There’s no mistaking the rallying call that Sam Lee’s songdreaming represents, but that call rings out from music that demands to be explored in its own right. It pleases on so many levels; the significance of the stories told by the lyrics builds in your mind, while powerful arrangements do what music does best, evoking emotional response after emotional response.
It only takes a glance at the menu page of Sam Lee’s website to realise we’re dealing with a powerhouse of creative talent. Under the heading All Projects, he lists sixteen areas. They start from the expected core musical topics, folk song performance and composition, both with an impressive array of collaborations. Other projects extend to a variety of media-related activities, including podcasts, radio hosting, and the artistic director of the Nest Collective. But interlaced with these come Nature Activism and Awareness, Pilgrimages and Nature Guiding. You don’t need to delve very far into his descriptions of these projects before realising he is every bit as passionate about them as he is about music. The duality is nothing new for Sam, but this latest album, songdreaming, sits firmly and deliberately at the intersection of the two passions.

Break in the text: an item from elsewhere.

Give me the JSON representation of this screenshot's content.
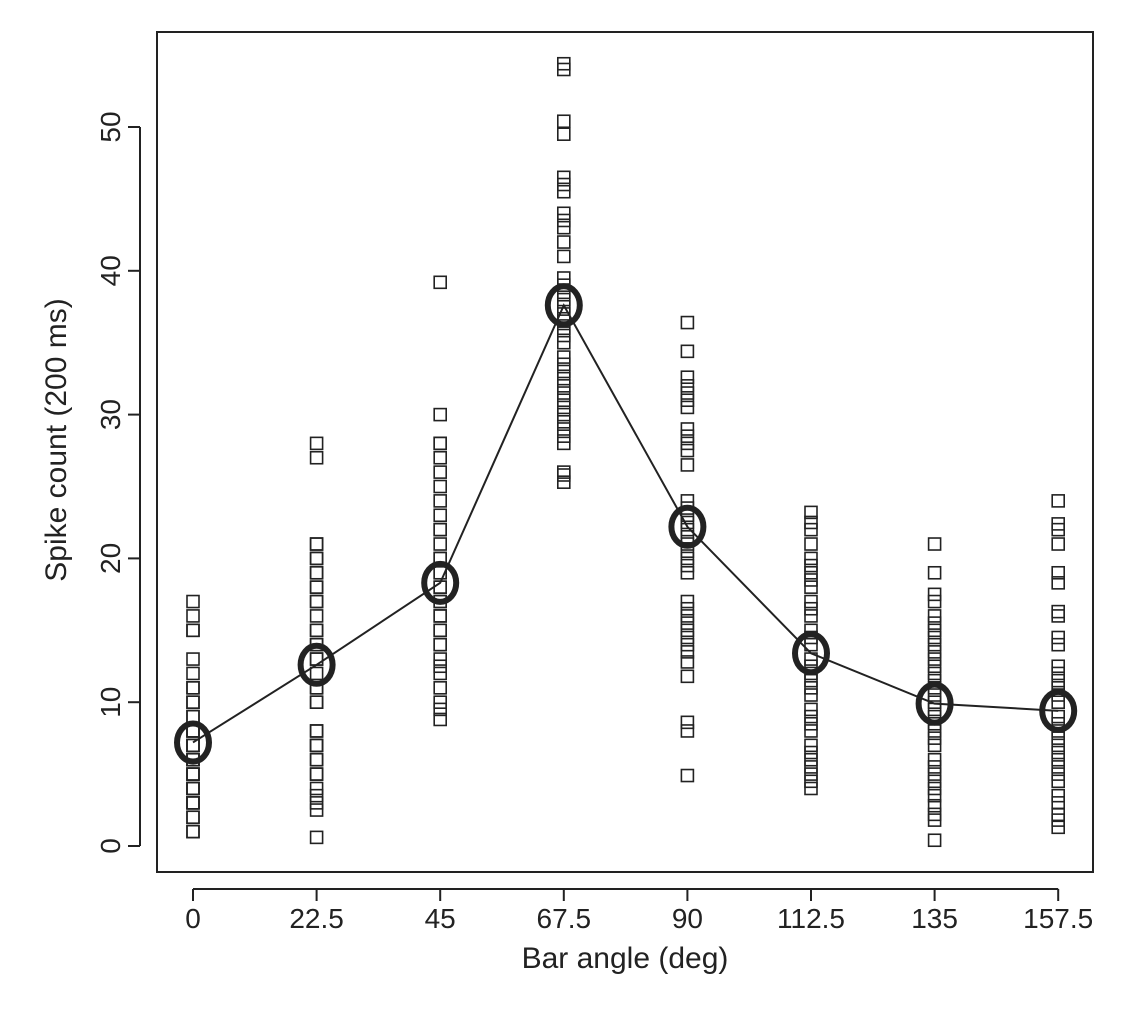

His principal collaborators on the album have a history of recording and/or touring with Sam. James Keay on piano, Joshua Green on percussion and Misha Mullov-Abbado on double bass. Along with producer and electric guitarist Bernard Butler, they were the core of the team that recorded Sam’s previous album, Old Wow. A further essential component is added to songdreaming by violinist Jo O’Keefe. The album’s press release identifies other, more exotic but anonymous contributions, the multi-stringed Arabian qanun, a nyckelharpa, the keyed fiddle from Sweden, and the small pipes. The PR then leaves the attentive listener guessing by adding “and more”. But, as ever, at the heart of all the tracks is Sam’s rich, powerful voice, joined for one notable track by Trans Voices a London based transgender choir.
The album opens with Bushes and Briars, a song title from the English tradition that will be familiar to many. Indeed, the opening two lines could belong to an arrangement of that song, while more heavily percussive, nonetheless recognisable. But that similarity soon changes as Sam’s lyrics expound a tale not of a young girl’s unrequited love but of the increasingly parlous state of the natural world. As the lyrics explore the dark consequences of our neglect of the environment, the song’s arrangement builds and builds in volume, complexity and shear sonic audacity. If Sam’s aim is to wake up the listener, alerting them to the catastrophe that awaits our planet, the climax of this opening track could at least achieve that in a literal sense, no one is likely to sleep through it.
The following track, Meeting is a Pleasant Place, opens quietly with Sam’s vocal nod to the song’s distant cousin, Courting is a Pleasure. In contrast with the agitated gloom of the previous track, “Meeting” is more about reminding us of the pleasure that strolling in the countryside can bring, especially when accompanied by a significant other. For this stroll, though, Sam is accompanied, initially, by a calming beat from Tom Toms. Eventually, the choir adds its voices along with electric guitar, the voices later engaging with Sam’s lyrics in a very effective question-and-answer style.
It’s easy enough to pick out recurrent themes, both instrumentally and lyrically, in the ten songs that make up this album. Instrumentality, Sam repeatedly interposes calm with passages of frenetic, threatening intensity, his lyrics then forging links to the battle that needs to be fought to protect the natural world. Sam makes no bones about his mission. His challenge is to ensure that the consequences of complacency in the face of climate change, combined with a wider lack of respect for the natural environment, are spelt out to anyone who will listen. His work as a folk song collector made him certain that the connection he feels between folk song and the natural world arises as a consequence of a wider truth. In his own words, “Those people who are and were singing the old songs here at home were also looking after the land. When we stop singing to the land, the land stops singing back.”
There’s no mistaking the rallying call that songdreaming represents but that call rings out from music that demands to be explored in its own right. At its foundation is the enthralling combination of drumming and double bass that Joshua and Mishra develop. The opening few bars of tracks tend to provide the best opportunities to enjoy their interplay, free of competition from other instruments. But it is ubiquitous, frequently along with James’ piano, setting a structure for the melody instruments to explore. Of these, Jo’s violin is most often heard, ranging from gently melodic to screamingly intense, sometimes in the same track.
Having largely treated vocal and instrumental aspects separately, it’s worthwhile to bring them back together. The album pleases on so many levels, the pleasure building with each listen, letting the significance of the stories told by the lyrics build in your mind while powerful arrangements do what music does best, evoking emotional response after emotional response.